Serbest meslek? Peki ne kadar serbest?

    Hemen itiraf etmeliyim ki başlığım çalıntıdır, Cem Yılmaz'ın bir esprisinden çalmış bulunmaktayım. Aslında çok da doğru bir söylem yapmış Cem Yılmaz. Ülkemizde sürekli insanların yaptığı bir meslek var, bizim de sık sık duyduğumuz, "Serbest Meslek" ama ne olduğunu kaçımız biliyor meçhul ya da bilenlerimizden kaç kişi doğru biliyor o daha da meçhul. Bu yazımda çok bir bilgim olmasa da derslerde öğrendiklerimle sizlere kısaca serbest mesleği açıklayacağım.

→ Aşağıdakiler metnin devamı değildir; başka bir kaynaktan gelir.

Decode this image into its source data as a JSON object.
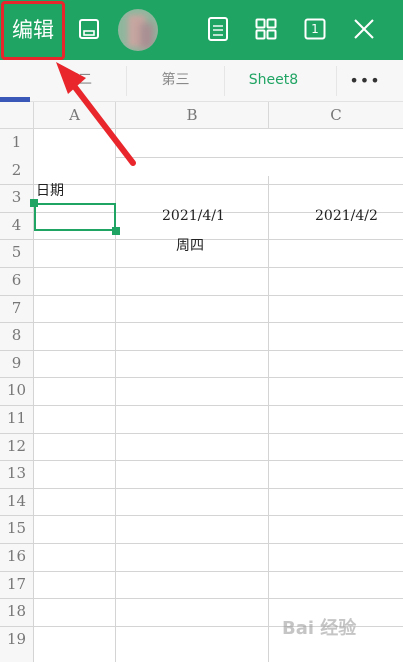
{
  "toolbar": {
    "edit_label": "编辑",
    "icons": [
      "save-icon",
      "avatar",
      "file-info-icon",
      "grid-view-icon",
      "page-count-icon",
      "close-icon"
    ],
    "page_count": "1",
    "accent_color": "#1fa463"
  },
  "tabs": [
    {
      "label": "第二",
      "active": false
    },
    {
      "label": "第三",
      "active": false
    },
    {
      "label": "Sheet8",
      "active": true
    },
    {
      "label": "•••",
      "active": false
    }
  ],
  "columns": [
    "A",
    "B",
    "C"
  ],
  "rows": [
    "1",
    "2",
    "3",
    "4",
    "5",
    "6",
    "7",
    "8",
    "9",
    "10",
    "11",
    "12",
    "13",
    "14",
    "15",
    "16",
    "17",
    "18",
    "19"
  ],
  "cells": {
    "A2": "日期",
    "B3": "2021/4/1",
    "C3": "2021/4/2",
    "B4": "周四"
  },
  "selected_cell": "A3",
  "annotation": {
    "color": "#e8262b"
  },
  "watermark": "Bai 经验"
}
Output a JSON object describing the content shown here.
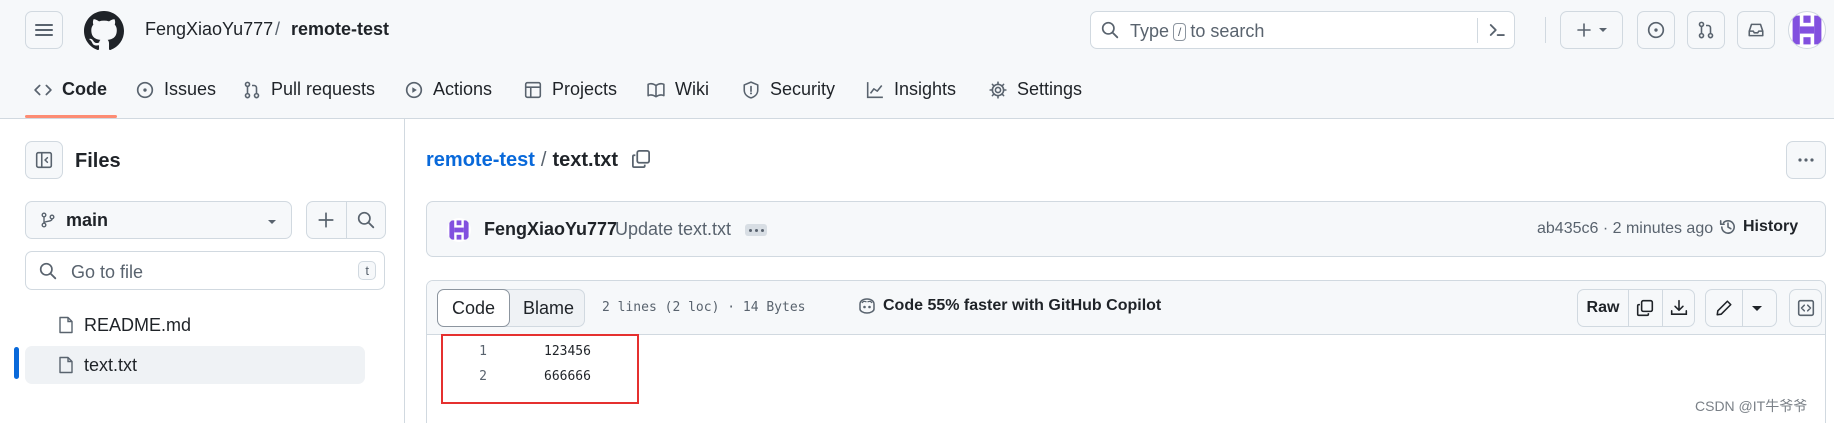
{
  "header": {
    "owner": "FengXiaoYu777",
    "separator": "/",
    "repo": "remote-test",
    "search": {
      "prefix": "Type",
      "key": "/",
      "suffix": "to search"
    }
  },
  "tabs": [
    {
      "label": "Code",
      "icon": "code-icon",
      "active": true
    },
    {
      "label": "Issues",
      "icon": "issue-opened-icon"
    },
    {
      "label": "Pull requests",
      "icon": "git-pull-request-icon"
    },
    {
      "label": "Actions",
      "icon": "play-icon"
    },
    {
      "label": "Projects",
      "icon": "table-icon"
    },
    {
      "label": "Wiki",
      "icon": "book-icon"
    },
    {
      "label": "Security",
      "icon": "shield-icon"
    },
    {
      "label": "Insights",
      "icon": "graph-icon"
    },
    {
      "label": "Settings",
      "icon": "gear-icon"
    }
  ],
  "sidebar": {
    "title": "Files",
    "branch": "main",
    "goto_placeholder": "Go to file",
    "goto_key": "t",
    "files": [
      {
        "name": "README.md",
        "selected": false
      },
      {
        "name": "text.txt",
        "selected": true
      }
    ]
  },
  "main": {
    "path_repo": "remote-test",
    "path_sep": "/",
    "path_file": "text.txt",
    "commit": {
      "author": "FengXiaoYu777",
      "message": "Update text.txt",
      "sha_time": "ab435c6 · 2 minutes ago",
      "history_label": "History"
    },
    "file": {
      "code_tab": "Code",
      "blame_tab": "Blame",
      "meta": "2 lines (2 loc) · 14 Bytes",
      "copilot": "Code 55% faster with GitHub Copilot",
      "raw_label": "Raw",
      "lines": [
        {
          "num": "1",
          "text": "123456"
        },
        {
          "num": "2",
          "text": "666666"
        }
      ]
    }
  },
  "colors": {
    "accent": "#0969da",
    "tab_underline": "#fd8c73",
    "highlight_box": "#e5302f",
    "avatar": "#8250df"
  },
  "watermark": "CSDN @IT牛爷爷"
}
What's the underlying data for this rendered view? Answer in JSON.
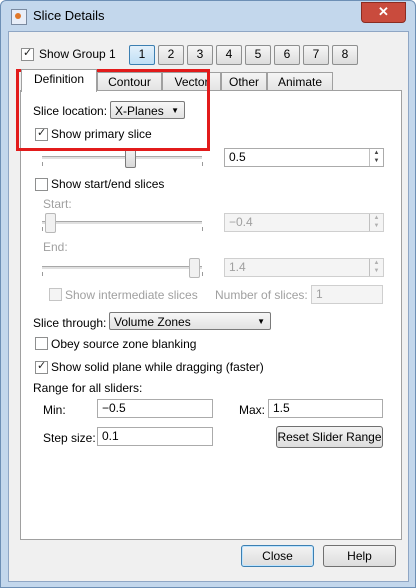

    Serbest mesleğin tanımını yapmak gerekirse; ticari niteliği olmayan işlerin, bir iş verene bağlı olmadan, kendi şahsi mesai ve mesleki bilgiye dayandırılarak yapılmasıdır. Yorumdan da anlaşıldığı üzere aslında gerçekten de bir meslek fakat, Türkiye'de "serbest meslek"  tabiri literatüre daha çok belli bir işi olmayan, koşullara göre değişik işler yapabilen kişileri tarif etmek için kullanılabilmektedir.

    Gün geçtikçe internetin hayatımızdaki öneminin artmasıyla serbest mesleğin de hayatımızdaki öneminin artacağı ön görülmektedir. İş yerine gidilmeden internet üzerinden halledilen işler ve böylece hem yol hem de zaman açısından yapılan kazançlarla iş verenin maliyetini düşüreceği bir gerçek. Ve böylece ileri zamanlarda önemi arttıkça "serbest meslek" çalışma koşullarının sağlanması için yasaların olacağı öngörülmektedir. Çünkü verilen bu emeğin sendikalaşması ve yapılan işin ücret anlamında insan gücü maliyetini çok ucuz olarak değerlendirilmesi de bir eleştiri konusudur.
    
     Pek fazla derine inmeden kafamızdaki "serbest meslek" ile oluşan soru işaretini kaldırmaya çalıştım. Sanırım hepimizin öğrenebileceği farklı şeyleri olan bir meslek dalı.